Certains applaudirent et un jeune homme d'une petite vingtaine d'années se leva et salua tout le monde d'un signe de la main. Il se rassit, et Guillaume lui adressa un signe de tête.
— Paul va nous accompagner pendant quelques mois. Votre mission va être de lui enseigner tous les trucs et astuces que vous avez en réserve. Je veux qu'il décroche une étoile Michelin !
Mathieu se pencha vers Max et se mit à rire.
— Regarde, il a enfin changé de poulain, chuchota Mathieu à son oreille.
— Il était temps. Il y en a marre de son Calimero, en rit Max.
— J'espère qu'il va enfin le dégager.
— J'espère aussi. Je comprends pas ce qu'il a de spécial.
— Il se tape sa fille, c'est ça qui est spécial.
— Je me taperais bien l'autre, tiens.
Les deux hommes ricanèrent. Guillaume leva la tête en leur direction et les interpella.
— Allez-y, partagez-nous vos blagues qu'on rigole tous un peu.
— Ah, patron. Y'a des choses qui ne se disent pas... lança Mathieu avec suffisance.
— Alors garde-les pour toi.
— D'accord... D'accord. Dites, elle va bien Daphné ?
— Mathieu, tiens-toi loin de ma fille si tu veux garder ton job.
Il ne répondit rien, mais leva les mains devant son visage, comme pour désamorcer la menace paternelle. Guillaume leva les yeux au ciel et reprit son discours.
— Je n'ai qu'une dernière chose à vous dire : Profitez de cette nouvelle année pour réaliser vos rêves et amusez-vous bien dans ceux qui vous sont déjà accordés. Je vous souhaite une bonne première soirée, et ne tardez pas. Les premiers clients vont arriver.

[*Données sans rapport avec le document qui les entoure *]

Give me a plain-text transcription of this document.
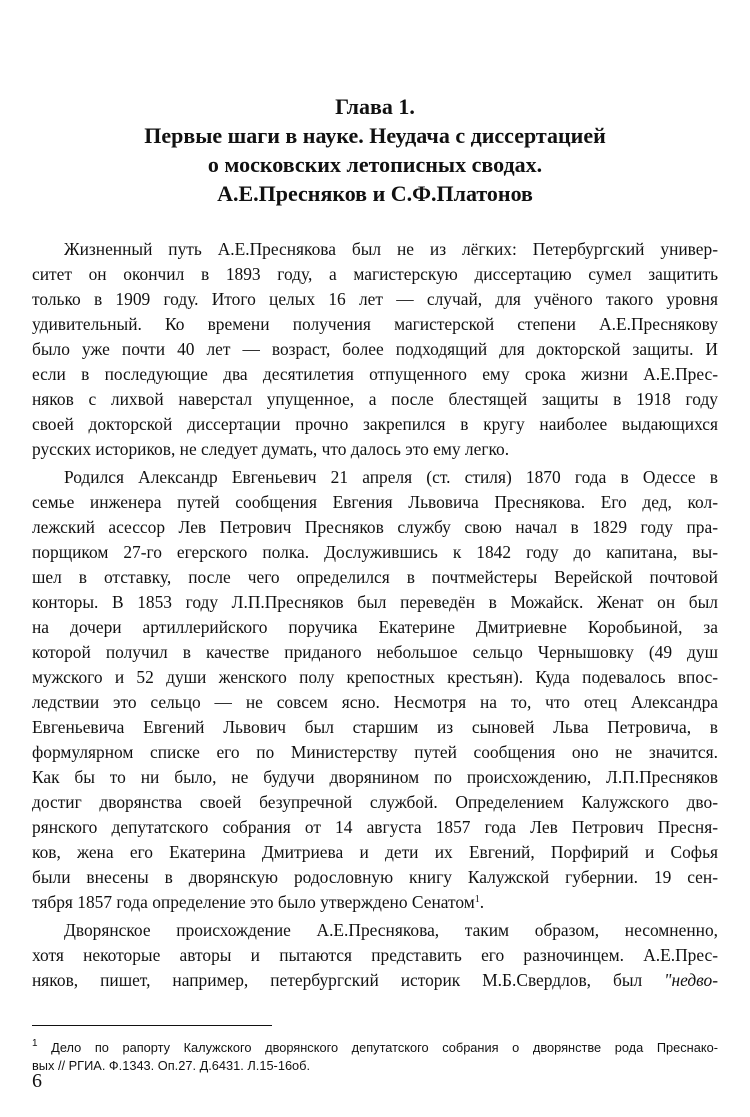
Глава 1.
Первые шаги в науке. Неудача с диссертацией
о московских летописных сводах.
А.Е.Пресняков и С.Ф.Платонов
Жизненный путь А.Е.Преснякова был не из лёгких: Петербургский универ-
ситет он окончил в 1893 году, а магистерскую диссертацию сумел защитить
только в 1909 году. Итого целых 16 лет — случай, для учёного такого уровня
удивительный. Ко времени получения магистерской степени А.Е.Преснякову
было уже почти 40 лет — возраст, более подходящий для докторской защиты. И
если в последующие два десятилетия отпущенного ему срока жизни А.Е.Прес-
няков с лихвой наверстал упущенное, а после блестящей защиты в 1918 году
своей докторской диссертации прочно закрепился в кругу наиболее выдающихся
русских историков, не следует думать, что далось это ему легко.
Родился Александр Евгеньевич 21 апреля (ст. стиля) 1870 года в Одессе в
семье инженера путей сообщения Евгения Львовича Преснякова. Его дед, кол-
лежский асессор Лев Петрович Пресняков службу свою начал в 1829 году пра-
порщиком 27-го егерского полка. Дослужившись к 1842 году до капитана, вы-
шел в отставку, после чего определился в почтмейстеры Верейской почтовой
конторы. В 1853 году Л.П.Пресняков был переведён в Можайск. Женат он был
на дочери артиллерийского поручика Екатерине Дмитриевне Коробьиной, за
которой получил в качестве приданого небольшое сельцо Чернышовку (49 душ
мужского и 52 души женского полу крепостных крестьян). Куда подевалось впос-
ледствии это сельцо — не совсем ясно. Несмотря на то, что отец Александра
Евгеньевича Евгений Львович был старшим из сыновей Льва Петровича, в
формулярном списке его по Министерству путей сообщения оно не значится.
Как бы то ни было, не будучи дворянином по происхождению, Л.П.Пресняков
достиг дворянства своей безупречной службой. Определением Калужского дво-
рянского депутатского собрания от 14 августа 1857 года Лев Петрович Пресня-
ков, жена его Екатерина Дмитриева и дети их Евгений, Порфирий и Софья
были внесены в дворянскую родословную книгу Калужской губернии. 19 сен-
тября 1857 года определение это было утверждено Сенатом$^1$.
Дворянское происхождение А.Е.Преснякова, таким образом, несомненно,
хотя некоторые авторы и пытаются представить его разночинцем. А.Е.Прес-
няков, пишет, например, петербургский историк М.Б.Свердлов, был "недво-
$^1$ Дело по рапорту Калужского дворянского депутатского собрания о дворянстве рода Преснако-
вых // РГИА. Ф.1343. Оп.27. Д.6431. Л.15-16об.
6
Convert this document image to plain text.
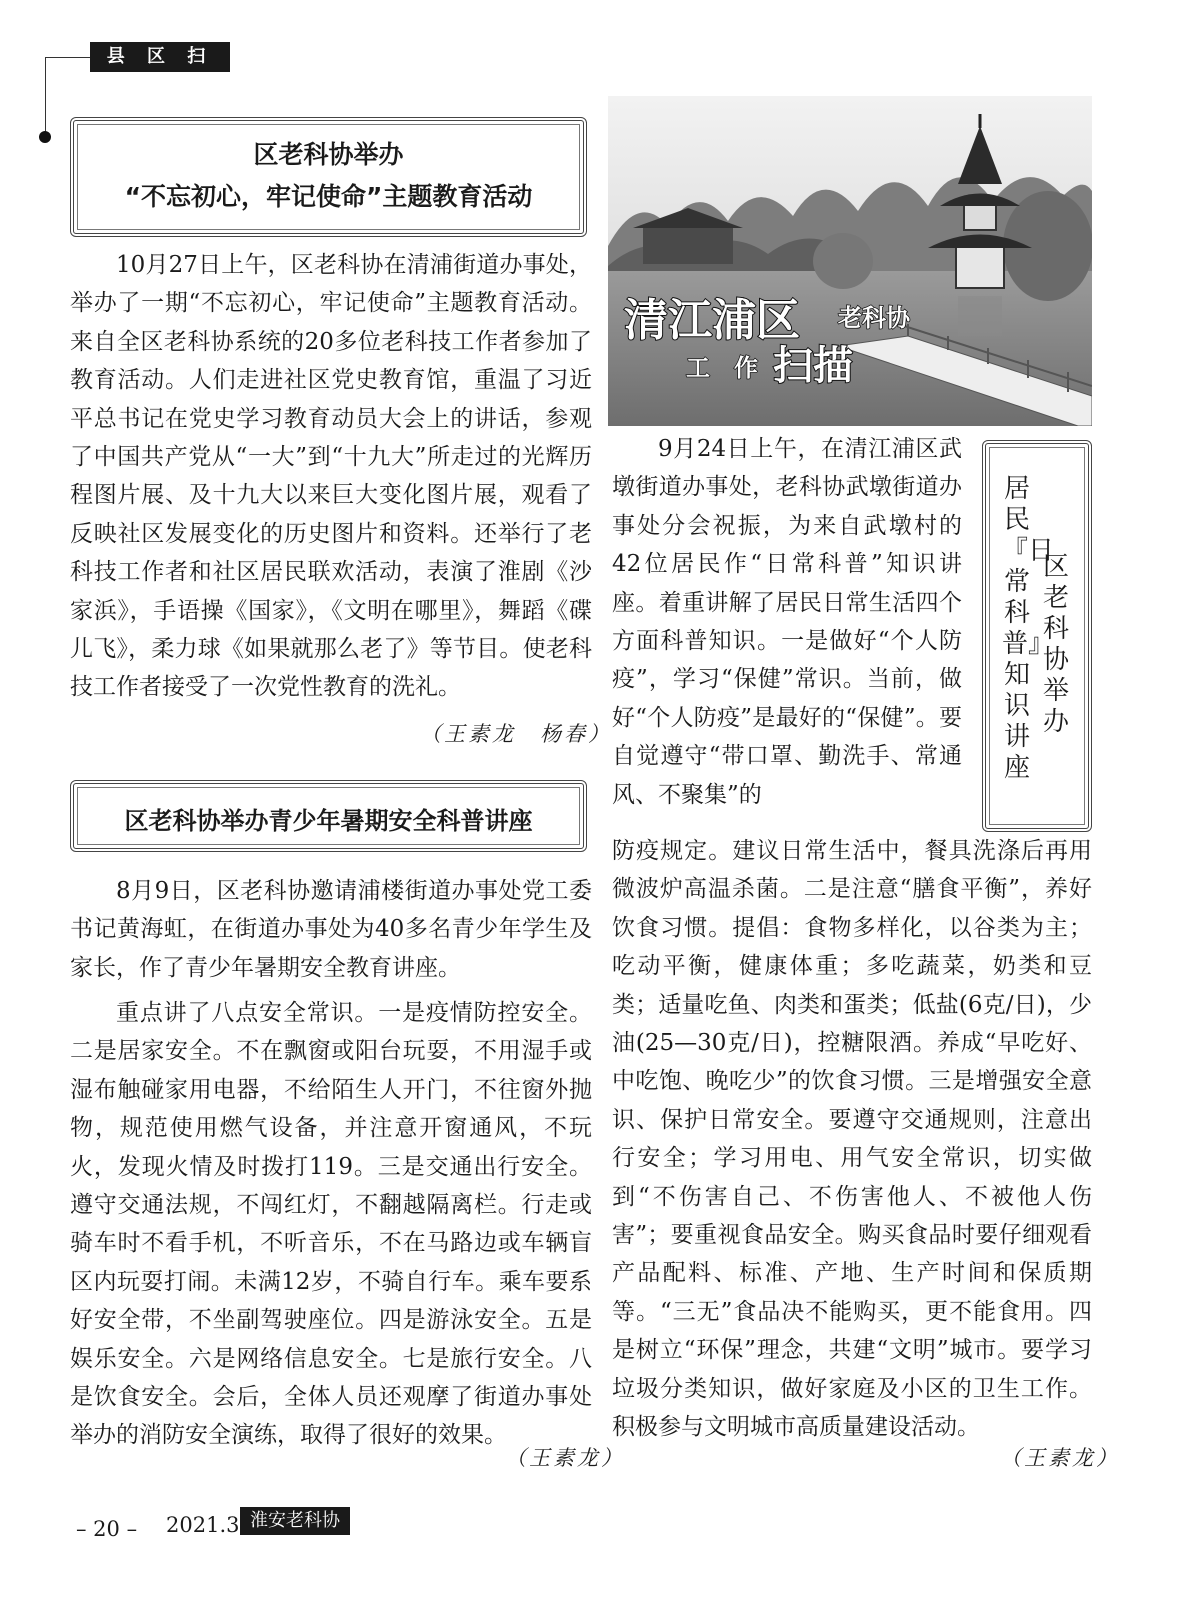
县 区 扫 描
区老科协举办
“不忘初心，牢记使命”主题教育活动

10月27日上午，区老科协在清浦街道办事处，举办了一期“不忘初心，牢记使命”主题教育活动。来自全区老科协系统的20多位老科技工作者参加了教育活动。人们走进社区党史教育馆，重温了习近平总书记在党史学习教育动员大会上的讲话，参观了中国共产党从“一大”到“十九大”所走过的光辉历程图片展、及十九大以来巨大变化图片展，观看了反映社区发展变化的历史图片和资料。还举行了老科技工作者和社区居民联欢活动，表演了淮剧《沙家浜》，手语操《国家》，《文明在哪里》，舞蹈《碟儿飞》，柔力球《如果就那么老了》等节目。使老科技工作者接受了一次党性教育的洗礼。

（王素龙　杨春）
区老科协举办青少年暑期安全科普讲座

8月9日，区老科协邀请浦楼街道办事处党工委书记黄海虹，在街道办事处为40多名青少年学生及家长，作了青少年暑期安全教育讲座。

重点讲了八点安全常识。一是疫情防控安全。二是居家安全。不在飘窗或阳台玩耍，不用湿手或湿布触碰家用电器，不给陌生人开门，不往窗外抛物，规范使用燃气设备，并注意开窗通风，不玩火，发现火情及时拨打119。三是交通出行安全。遵守交通法规，不闯红灯，不翻越隔离栏。行走或骑车时不看手机，不听音乐，不在马路边或车辆盲区内玩耍打闹。未满12岁，不骑自行车。乘车要系好安全带，不坐副驾驶座位。四是游泳安全。五是娱乐安全。六是网络信息安全。七是旅行安全。八是饮食安全。会后，全体人员还观摩了街道办事处举办的消防安全演练，取得了很好的效果。

（王素龙）
清江浦区 老科协
工　作 扫描

9月24日上午，在清江浦区武墩街道办事处，老科协武墩街道办事处分会祝振，为来自武墩村的42位居民作“日常科普”知识讲座。着重讲解了居民日常生活四个方面科普知识。一是做好“个人防疫”，学习“保健”常识。当前，做好“个人防疫”是最好的“保健”。要自觉遵守“带口罩、勤洗手、常通风、不聚集”的

区老科协举办
居民『日常科普』知识讲座

防疫规定。建议日常生活中，餐具洗涤后再用微波炉高温杀菌。二是注意“膳食平衡”，养好饮食习惯。提倡：食物多样化，以谷类为主；吃动平衡，健康体重；多吃蔬菜，奶类和豆类；适量吃鱼、肉类和蛋类；低盐(6克/日)，少油(25—30克/日)，控糖限酒。养成“早吃好、中吃饱、晚吃少”的饮食习惯。三是增强安全意识、保护日常安全。要遵守交通规则，注意出行安全；学习用电、用气安全常识，切实做到“不伤害自己、不伤害他人、不被他人伤害”；要重视食品安全。购买食品时要仔细观看产品配料、标准、产地、生产时间和保质期等。“三无”食品决不能购买，更不能食用。四是树立“环保”理念，共建“文明”城市。要学习垃圾分类知识，做好家庭及小区的卫生工作。积极参与文明城市高质量建设活动。

（王素龙）
– 20 – 2021.3 淮安老科协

Tout le personnel applaudit une dernière fois les paroles de Guillaume et se leva progressivement. Les serveurs préparèrent la salle et les cuisiniers commencèrent à chauffer les équipements de cuisine. Guillaume passa à côté d'Adam qui n'avait pas encore bougé, comme figé dans le temps. Il semblait blême. Le quinquagénaire lui tapa doucement l'épaule.
— Ça va, fiston ?
— Oui, oui.
— Bien ! Bon service.
— Mer...merci.
Guillaume lui sourit et partit derrière le bar où, ce soir-là encore, il assurait les boissons. Adam bougea enfin et se rendit en cuisine, à son poste. Il fit chauffer les plaques de cuisson. La boule dans son ventre ne s'était pas résorbée. Il n'avait rien de spécial, c'était vrai. Il connaissait Lila, avait été son copain. Certes. Mais il était, avant tout, un très bon chef. Et Guillaume l'estimait pour cette raison. Il se débrouillait très bien en cuisine. Il était très talentueux, il le savait. Guillaume aussi le savait. Il lui avait donné sa chance parce que Lila le lui avait conseillé. Mais... maintenant que Lila n'était plus dans sa vie, et que Paul était là... Est-ce qu'il resterait vraiment le chef préféré de Guillaume ? Le stagiaire prendrait sa place. C'était inévitable. Il le remplacerait. On l'oublierait. Son monde s'effondrait au moment même où les premiers clients passaient la porte.